Florinda Soldani, an Aberdeen-based senior associate in Dentons’ Dispute Resolution team, tells Project Scotland of the potential implications for the construction industry if changes to the law on prescription are implemented
PROPOSED changes to the law on prescription – the ’time bar’ for civil damages claims – could see businesses in the construction sector facing legal action in cases where claims would be time-barred under the current rules.
Currently, parties looking to claim damages in a civil dispute generally have five years to do so – but the strict interpretation of this rule has led to its review. Of course, disputes in the construction sector can often be resolved by the mechanism provided in the Housing Grants, Construction and Regeneration Act 1996, which gives parties to qualifying contracts various rights and remedies, including the right to refer a dispute to adjudication.
Nevertheless, it is important to remember that bringing a claim in the civil courts is the default remedy for resolving legal disputes.
Given the time span of construction projects and the difficulties establishing who is responsible when something goes wrong, the proposed changes are highly relevant to the sector.
The current position is that claims for damages for breach of contract, negligence or fault (other than for personal injury) are time-barred if a civil claim is not commenced within five years of the date on which “the loss, injury or damage occurred”. While at first glance this may appear straightforward, a number of recent decisions have highlighted the need for reform.
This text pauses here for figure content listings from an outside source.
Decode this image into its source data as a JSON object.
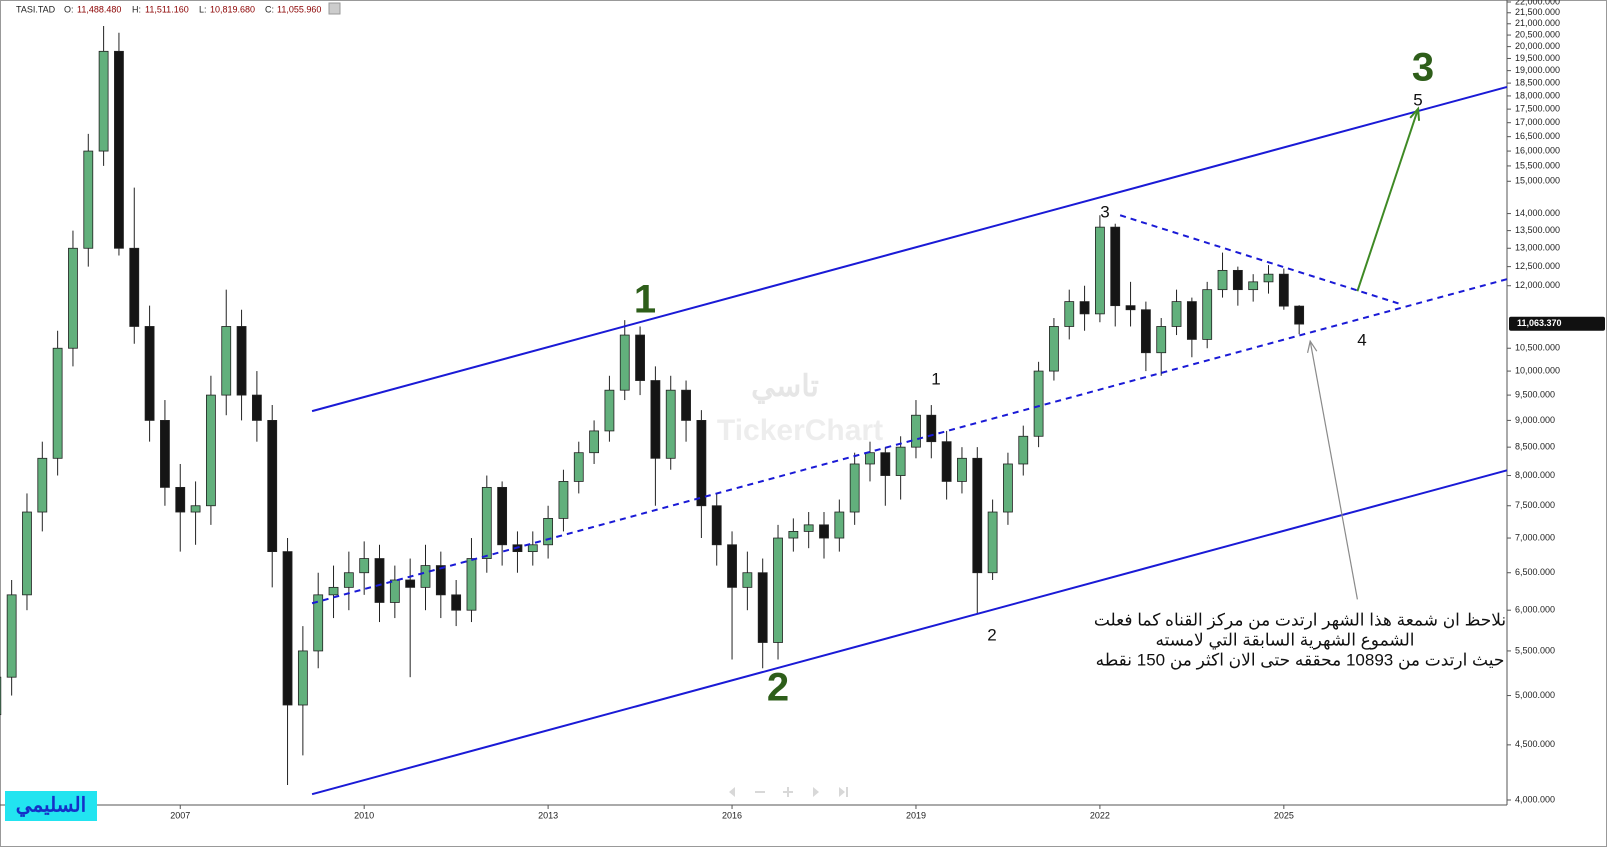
{
  "header": {
    "symbol": "TASI.TAD",
    "open_label": "O:",
    "open": "11,488.480",
    "high_label": "H:",
    "high": "11,511.160",
    "low_label": "L:",
    "low": "10,819.680",
    "close_label": "C:",
    "close": "11,055.960"
  },
  "chart_data": {
    "type": "candlestick",
    "x": [
      2004,
      2004.25,
      2004.5,
      2004.75,
      2005,
      2005.25,
      2005.5,
      2005.75,
      2006,
      2006.25,
      2006.5,
      2006.75,
      2007,
      2007.25,
      2007.5,
      2007.75,
      2008,
      2008.25,
      2008.5,
      2008.75,
      2009,
      2009.25,
      2009.5,
      2009.75,
      2010,
      2010.25,
      2010.5,
      2010.75,
      2011,
      2011.25,
      2011.5,
      2011.75,
      2012,
      2012.25,
      2012.5,
      2012.75,
      2013,
      2013.25,
      2013.5,
      2013.75,
      2014,
      2014.25,
      2014.5,
      2014.75,
      2015,
      2015.25,
      2015.5,
      2015.75,
      2016,
      2016.25,
      2016.5,
      2016.75,
      2017,
      2017.25,
      2017.5,
      2017.75,
      2018,
      2018.25,
      2018.5,
      2018.75,
      2019,
      2019.25,
      2019.5,
      2019.75,
      2020,
      2020.25,
      2020.5,
      2020.75,
      2021,
      2021.25,
      2021.5,
      2021.75,
      2022,
      2022.25,
      2022.5,
      2022.75,
      2023,
      2023.25,
      2023.5,
      2023.75,
      2024,
      2024.25,
      2024.5,
      2024.75,
      2025,
      2025.25
    ],
    "open": [
      4800,
      5200,
      6200,
      7400,
      8300,
      10500,
      13000,
      16000,
      19800,
      13000,
      11000,
      9000,
      7800,
      7400,
      7500,
      9500,
      11000,
      9500,
      9000,
      6800,
      4900,
      5500,
      6200,
      6300,
      6500,
      6700,
      6100,
      6400,
      6300,
      6600,
      6200,
      6000,
      6700,
      7800,
      6900,
      6800,
      6900,
      7300,
      7900,
      8400,
      8800,
      9600,
      10800,
      9800,
      8300,
      9600,
      9000,
      7500,
      6900,
      6300,
      6500,
      5600,
      7000,
      7100,
      7200,
      7000,
      7400,
      8200,
      8400,
      8000,
      8500,
      9100,
      8600,
      7900,
      8300,
      6500,
      7400,
      8200,
      8700,
      10000,
      11000,
      11600,
      11300,
      13600,
      11500,
      11400,
      10400,
      11000,
      11600,
      10700,
      11900,
      12400,
      11900,
      12100,
      12300,
      11488.48
    ],
    "high": [
      5400,
      6400,
      7700,
      8600,
      10900,
      13500,
      16600,
      20900,
      20600,
      14800,
      11500,
      9400,
      8200,
      7900,
      9900,
      11900,
      11400,
      10000,
      9300,
      7000,
      5800,
      6500,
      6600,
      6800,
      6950,
      6900,
      6600,
      6700,
      6900,
      6800,
      6400,
      7000,
      8000,
      7900,
      7100,
      7100,
      7500,
      8100,
      8600,
      9000,
      9900,
      11150,
      11000,
      10100,
      9900,
      9800,
      9200,
      7700,
      7100,
      6800,
      6700,
      7200,
      7300,
      7400,
      7400,
      7600,
      8400,
      8600,
      8500,
      8700,
      9400,
      9300,
      8800,
      8500,
      8500,
      7600,
      8400,
      8900,
      10200,
      11200,
      11900,
      12000,
      13950,
      13700,
      12100,
      11600,
      11200,
      11900,
      11700,
      12100,
      12880,
      12500,
      12300,
      12540,
      12450,
      11511.16
    ],
    "low": [
      4600,
      5000,
      6000,
      7100,
      8000,
      10100,
      12500,
      15500,
      12800,
      10600,
      8600,
      7500,
      6800,
      6900,
      7200,
      9100,
      9000,
      8600,
      6300,
      4130,
      4400,
      5300,
      5900,
      6000,
      6200,
      5850,
      5900,
      5200,
      6000,
      5900,
      5800,
      5850,
      6500,
      6600,
      6500,
      6600,
      6700,
      7100,
      7700,
      8200,
      8600,
      9400,
      9500,
      7500,
      8100,
      8600,
      7000,
      6600,
      5400,
      6000,
      5300,
      5400,
      6800,
      6850,
      6700,
      6800,
      7200,
      7900,
      7500,
      7600,
      8300,
      8300,
      7600,
      7700,
      5960,
      6400,
      7200,
      8000,
      8500,
      9800,
      10700,
      10900,
      11100,
      11000,
      11000,
      10000,
      9900,
      10800,
      10300,
      10500,
      11700,
      11500,
      11600,
      11800,
      11400,
      10819.68
    ],
    "close": [
      5200,
      6200,
      7400,
      8300,
      10500,
      13000,
      16000,
      19800,
      13000,
      11000,
      9000,
      7800,
      7400,
      7500,
      9500,
      11000,
      9500,
      9000,
      6800,
      4900,
      5500,
      6200,
      6300,
      6500,
      6700,
      6100,
      6400,
      6300,
      6600,
      6200,
      6000,
      6700,
      7800,
      6900,
      6800,
      6900,
      7300,
      7900,
      8400,
      8800,
      9600,
      10800,
      9800,
      8300,
      9600,
      9000,
      7500,
      6900,
      6300,
      6500,
      5600,
      7000,
      7100,
      7200,
      7000,
      7400,
      8200,
      8400,
      8000,
      8500,
      9100,
      8600,
      7900,
      8300,
      6500,
      7400,
      8200,
      8700,
      10000,
      11000,
      11600,
      11300,
      13600,
      11500,
      11400,
      10400,
      11000,
      11600,
      10700,
      11900,
      12400,
      11900,
      12100,
      12300,
      11488.48,
      11055.96
    ],
    "up_color": "#62b07c",
    "down_color": "#151515",
    "xlim": [
      2004.06,
      2028.64
    ],
    "ylim": [
      4000,
      22000
    ],
    "log_scale": true,
    "xticks": [
      2007,
      2010,
      2013,
      2016,
      2019,
      2022,
      2025
    ],
    "yticks": [
      {
        "value": 22000,
        "label": "22,000.000"
      },
      {
        "value": 21500,
        "label": "21,500.000"
      },
      {
        "value": 21000,
        "label": "21,000.000"
      },
      {
        "value": 20500,
        "label": "20,500.000"
      },
      {
        "value": 20000,
        "label": "20,000.000"
      },
      {
        "value": 19500,
        "label": "19,500.000"
      },
      {
        "value": 19000,
        "label": "19,000.000"
      },
      {
        "value": 18500,
        "label": "18,500.000"
      },
      {
        "value": 18000,
        "label": "18,000.000"
      },
      {
        "value": 17500,
        "label": "17,500.000"
      },
      {
        "value": 17000,
        "label": "17,000.000"
      },
      {
        "value": 16500,
        "label": "16,500.000"
      },
      {
        "value": 16000,
        "label": "16,000.000"
      },
      {
        "value": 15500,
        "label": "15,500.000"
      },
      {
        "value": 15000,
        "label": "15,000.000"
      },
      {
        "value": 14000,
        "label": "14,000.000"
      },
      {
        "value": 13500,
        "label": "13,500.000"
      },
      {
        "value": 13000,
        "label": "13,000.000"
      },
      {
        "value": 12500,
        "label": "12,500.000"
      },
      {
        "value": 12000,
        "label": "12,000.000"
      },
      {
        "value": 10500,
        "label": "10,500.000"
      },
      {
        "value": 10000,
        "label": "10,000.000"
      },
      {
        "value": 9500,
        "label": "9,500.000"
      },
      {
        "value": 9000,
        "label": "9,000.000"
      },
      {
        "value": 8500,
        "label": "8,500.000"
      },
      {
        "value": 8000,
        "label": "8,000.000"
      },
      {
        "value": 7500,
        "label": "7,500.000"
      },
      {
        "value": 7000,
        "label": "7,000.000"
      },
      {
        "value": 6500,
        "label": "6,500.000"
      },
      {
        "value": 6000,
        "label": "6,000.000"
      },
      {
        "value": 5500,
        "label": "5,500.000"
      },
      {
        "value": 5000,
        "label": "5,000.000"
      },
      {
        "value": 4500,
        "label": "4,500.000"
      },
      {
        "value": 4000,
        "label": "4,000.000"
      }
    ],
    "last_price": {
      "value": 11063.37,
      "label": "11,063.370"
    },
    "trendlines": [
      {
        "style": "solid",
        "color": "#1a1ad6",
        "x": [
          2009.15,
          2028.64
        ],
        "y": [
          9180,
          18350
        ]
      },
      {
        "style": "solid",
        "color": "#1a1ad6",
        "x": [
          2009.15,
          2028.64
        ],
        "y": [
          4050,
          8090
        ]
      },
      {
        "style": "dashed",
        "color": "#1a1ad6",
        "x": [
          2009.15,
          2028.64
        ],
        "y": [
          6090,
          12170
        ]
      },
      {
        "style": "dashed",
        "color": "#1a1ad6",
        "x": [
          2022.33,
          2026.9
        ],
        "y": [
          13950,
          11540
        ]
      }
    ],
    "arrows": [
      {
        "color": "#3f8a25",
        "x": [
          2026.2,
          2027.19
        ],
        "y": [
          11860,
          17510
        ]
      },
      {
        "color": "#8a8a8a",
        "x": [
          2026.2,
          2025.43
        ],
        "y": [
          6140,
          10660
        ]
      }
    ],
    "wave_labels": {
      "major": [
        "1",
        "2",
        "3"
      ],
      "minor": [
        "1",
        "2",
        "3",
        "4",
        "5"
      ]
    },
    "note": [
      "نلاحظ ان شمعة هذا الشهر ارتدت من مركز القناه كما فعلت",
      "الشموع الشهرية السابقة التي لامسته",
      "حيث ارتدت من 10893 محققه حتى الان اكثر من 150 نقطه"
    ],
    "watermark": [
      "تاسي",
      "TickerChart"
    ]
  },
  "badge": "السليمي"
}
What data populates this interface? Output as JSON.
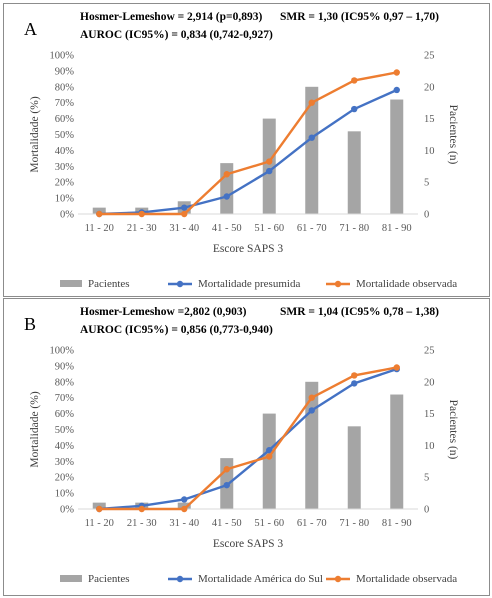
{
  "chart_data": [
    {
      "type": "bar+line",
      "panel_letter": "A",
      "stats_line1_left": "Hosmer-Lemeshow = 2,914 (p=0,893)",
      "stats_line1_right": "SMR = 1,30 (IC95% 0,97 – 1,70)",
      "stats_line2": "AUROC (IC95%) = 0,834 (0,742-0,927)",
      "categories": [
        "11 - 20",
        "21 - 30",
        "31 - 40",
        "41 - 50",
        "51 - 60",
        "61 - 70",
        "71 - 80",
        "81 - 90"
      ],
      "xlabel": "Escore SAPS 3",
      "ylabel_left": "Mortalidade (%)",
      "ylabel_right": "Pacientes (n)",
      "yticks_left": [
        "0%",
        "10%",
        "20%",
        "30%",
        "40%",
        "50%",
        "60%",
        "70%",
        "80%",
        "90%",
        "100%"
      ],
      "yticks_right": [
        "0",
        "5",
        "10",
        "15",
        "20",
        "25"
      ],
      "ylim_left": [
        0,
        100
      ],
      "ylim_right": [
        0,
        25
      ],
      "bars": {
        "name": "Pacientes",
        "values": [
          1,
          1,
          2,
          8,
          15,
          20,
          13,
          18
        ],
        "color": "#a5a5a5"
      },
      "series": [
        {
          "name": "Mortalidade presumida",
          "values": [
            0,
            1,
            4,
            11,
            27,
            48,
            66,
            78
          ],
          "color": "#4472c4"
        },
        {
          "name": "Mortalidade observada",
          "values": [
            0,
            0,
            0,
            25,
            33,
            70,
            84,
            89
          ],
          "color": "#ed7d31"
        }
      ]
    },
    {
      "type": "bar+line",
      "panel_letter": "B",
      "stats_line1_left": "Hosmer-Lemeshow =2,802 (0,903)",
      "stats_line1_right": "SMR = 1,04 (IC95% 0,78 – 1,38)",
      "stats_line2": "AUROC (IC95%) = 0,856 (0,773-0,940)",
      "categories": [
        "11 - 20",
        "21 - 30",
        "31 - 40",
        "41 - 50",
        "51 - 60",
        "61 - 70",
        "71 - 80",
        "81 - 90"
      ],
      "xlabel": "Escore SAPS 3",
      "ylabel_left": "Mortalidade (%)",
      "ylabel_right": "Pacientes (n)",
      "yticks_left": [
        "0%",
        "10%",
        "20%",
        "30%",
        "40%",
        "50%",
        "60%",
        "70%",
        "80%",
        "90%",
        "100%"
      ],
      "yticks_right": [
        "0",
        "5",
        "10",
        "15",
        "20",
        "25"
      ],
      "ylim_left": [
        0,
        100
      ],
      "ylim_right": [
        0,
        25
      ],
      "bars": {
        "name": "Pacientes",
        "values": [
          1,
          1,
          1,
          8,
          15,
          20,
          13,
          18
        ],
        "color": "#a5a5a5"
      },
      "series": [
        {
          "name": "Mortalidade América do Sul",
          "values": [
            0,
            2,
            6,
            15,
            37,
            62,
            79,
            88
          ],
          "color": "#4472c4"
        },
        {
          "name": "Mortalidade observada",
          "values": [
            0,
            0,
            0,
            25,
            33,
            70,
            84,
            89
          ],
          "color": "#ed7d31"
        }
      ]
    }
  ]
}
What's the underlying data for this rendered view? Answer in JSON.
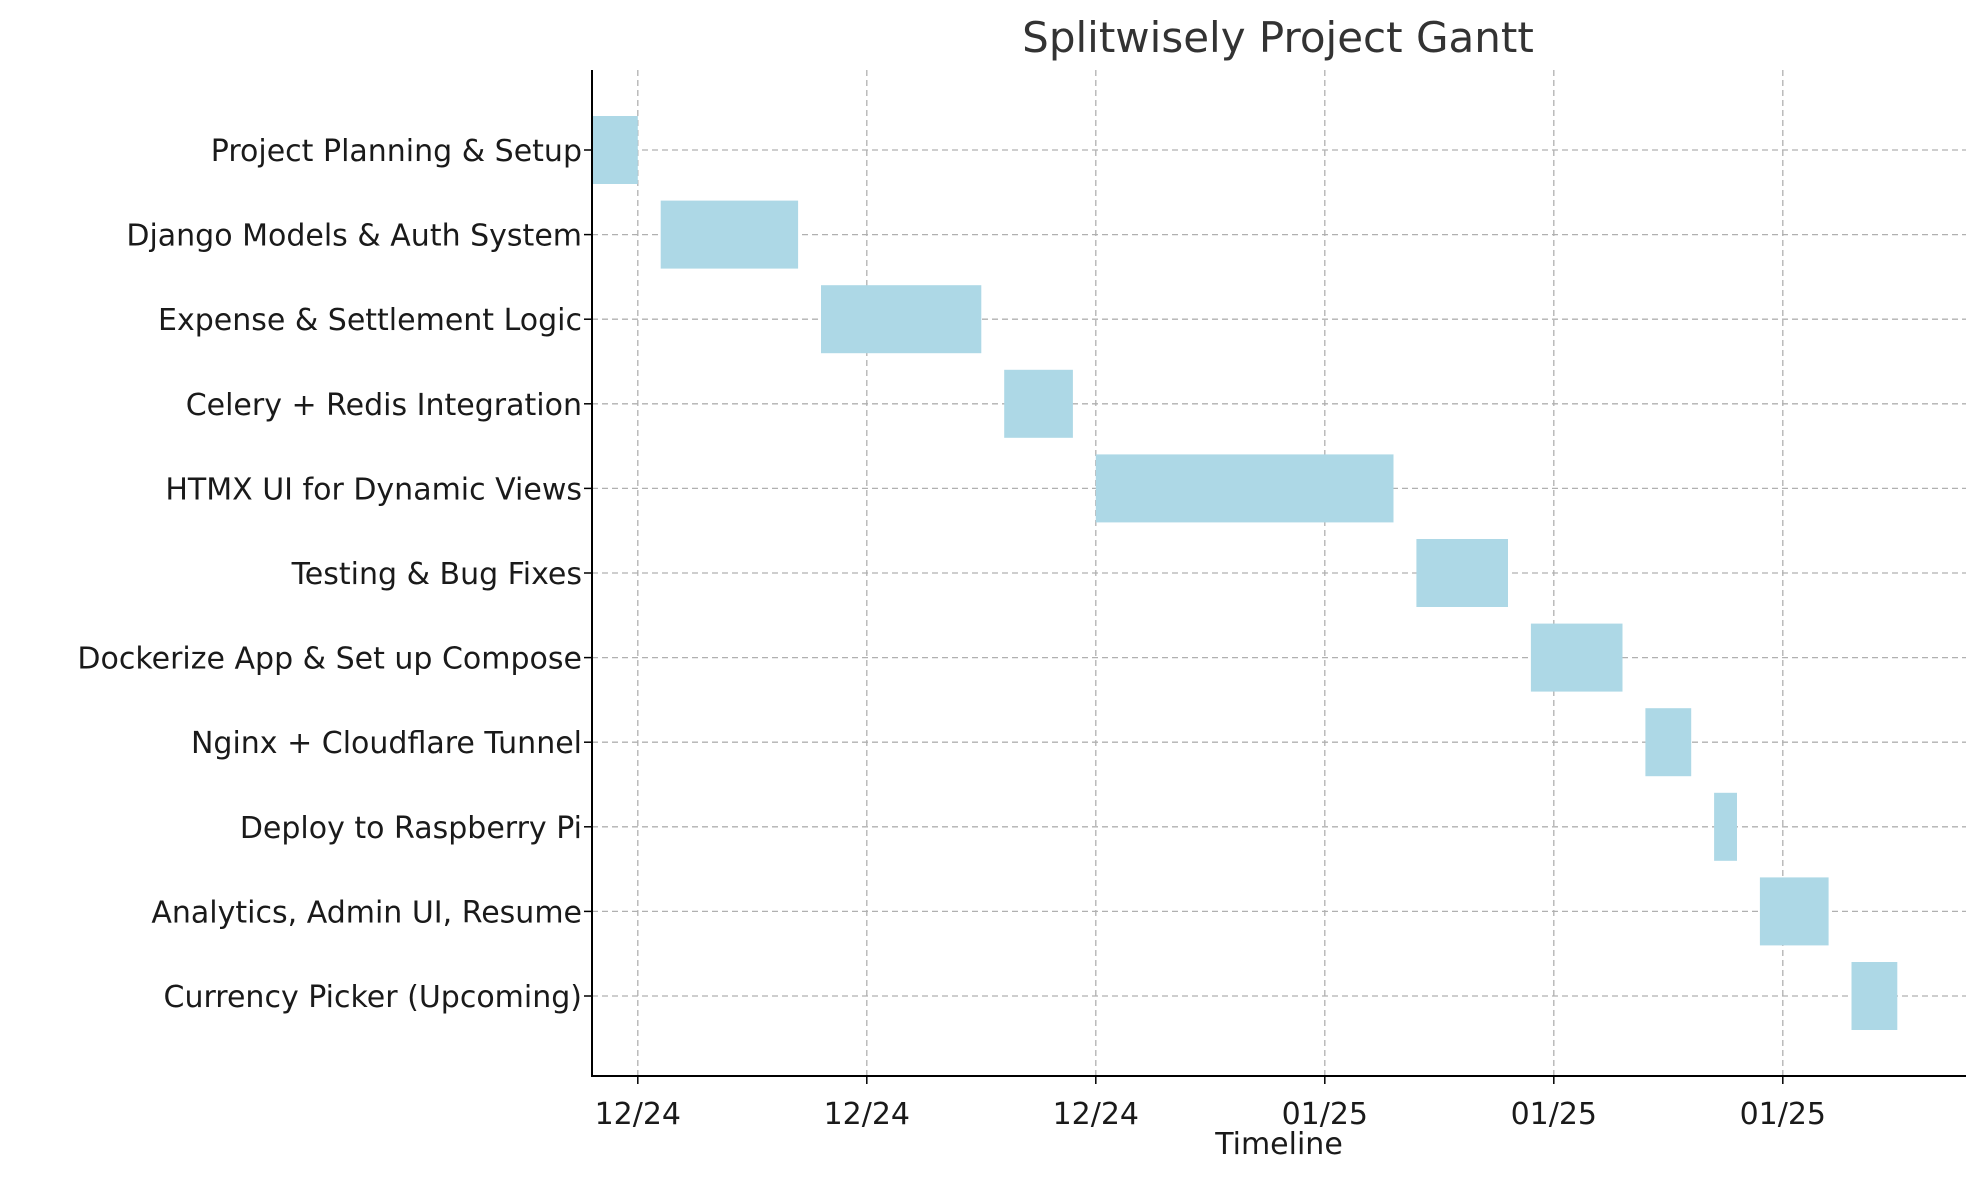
{
  "chart_data": {
    "type": "bar",
    "orientation": "horizontal-gantt",
    "title": "Splitwisely Project Gantt",
    "xlabel": "Timeline",
    "ylabel": "",
    "grid": true,
    "x_tick_labels": [
      "12/24",
      "12/24",
      "12/24",
      "01/25",
      "01/25",
      "01/25"
    ],
    "xlim_days": [
      -2,
      58
    ],
    "x_tick_days": [
      0,
      10,
      20,
      30,
      40,
      50
    ],
    "tasks": [
      {
        "name": "Project Planning & Setup",
        "start_day": -2,
        "end_day": 0
      },
      {
        "name": "Django Models & Auth System",
        "start_day": 1,
        "end_day": 7
      },
      {
        "name": "Expense & Settlement Logic",
        "start_day": 8,
        "end_day": 15
      },
      {
        "name": "Celery + Redis Integration",
        "start_day": 16,
        "end_day": 19
      },
      {
        "name": "HTMX UI for Dynamic Views",
        "start_day": 20,
        "end_day": 33
      },
      {
        "name": "Testing & Bug Fixes",
        "start_day": 34,
        "end_day": 38
      },
      {
        "name": "Dockerize App & Set up Compose",
        "start_day": 39,
        "end_day": 43
      },
      {
        "name": "Nginx + Cloudflare Tunnel",
        "start_day": 44,
        "end_day": 46
      },
      {
        "name": "Deploy to Raspberry Pi",
        "start_day": 47,
        "end_day": 48
      },
      {
        "name": "Analytics, Admin UI, Resume",
        "start_day": 49,
        "end_day": 52
      },
      {
        "name": "Currency Picker (Upcoming)",
        "start_day": 53,
        "end_day": 55
      }
    ],
    "colors": {
      "bar": "#add8e6",
      "grid": "#b0b0b0",
      "axis": "#000000"
    }
  }
}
The first such case was that of David T Morrison & Co Limited v ICL Plastics, a claim for damages arising out of the ICL Stockline explosion in May 2004. Morrison owned a shop near to the ICL site which was damaged in the explosion and a claim for damages was raised in August 2009 – five years and three months after the explosion. Morrison’s lawyers argued that the exact cause of the damage, and thus the identity of the liable party, was not known until the public inquiry into the explosion published its report in July 2009 – but the Supreme Court held that the claim was time-barred.
Previously it had been thought that the prescriptive clock would not start running until the claimant was, or at least should have been, aware both that loss or damage had been suffered and that the loss was legally actionable. The Morrison case has since been applied in a manner which Lord Hodge, one of the Scottish judges of the Supreme Court, acknowledged could be “harsh” in certain cases.
In another case, a trust which owned farmland claimed damages for negligence against the firm of solicitors it had instructed to bring the tenancies of the farmland to an end so that the land could be developed. The firm of solicitors served “notices to quit” which had certain technical errors and the tenants refused to leave. Lands Tribunal proceedings were then commenced to remove the tenants. When the Lands Tribunal claim was unsuccessful, the trust brought a civil claim for negligence against the solicitor.
The trust argued that the time-bar clock only started running when the Lands Tribunal gave its judgment in 2008 (which is when they knew the true extent of their loss) but the Supreme Court held that the countdown had started to run in 2005 when the trustees were aware that the tenant would not give up possession (and certainly no later than February 2006 when the trust incurred expense in raising the Lands Tribunal claim).
The Prescription (Scotland) Bill proposes the introduction of a new three-part “discoverability test” so that the clock will not start running unless and until the claimant is, or could reasonably be, aware of each of following facts:
(a) that loss, injury or damage has occurred,
(b) that the loss, injury or damage was caused by a person’s fault, and
(c) the identity of that person.
This new test will, at least potentially, give claimants more scope for making claims outwith the five year period – and this could be particularly relevant where technical investigations are required to identify the cause of a problem in a complex construction project. The flip side, of course, is that the new test removes an element of certainty for businesses wishing to put potential liabilities behind them.
It is important to remember that while adjudication is an excellent alternative to civil litigation, exercising the right to adjudicate does not stop the time clock for a civil claim from running. If adjudication is the preferred method of dispute resolution, it is therefore important to take advice as to how the two regimes interact – and to begin adjudication proceedings well in advance of the end of the prescriptive period, so as to preserve the right to bring a civil claim should that prove necessary.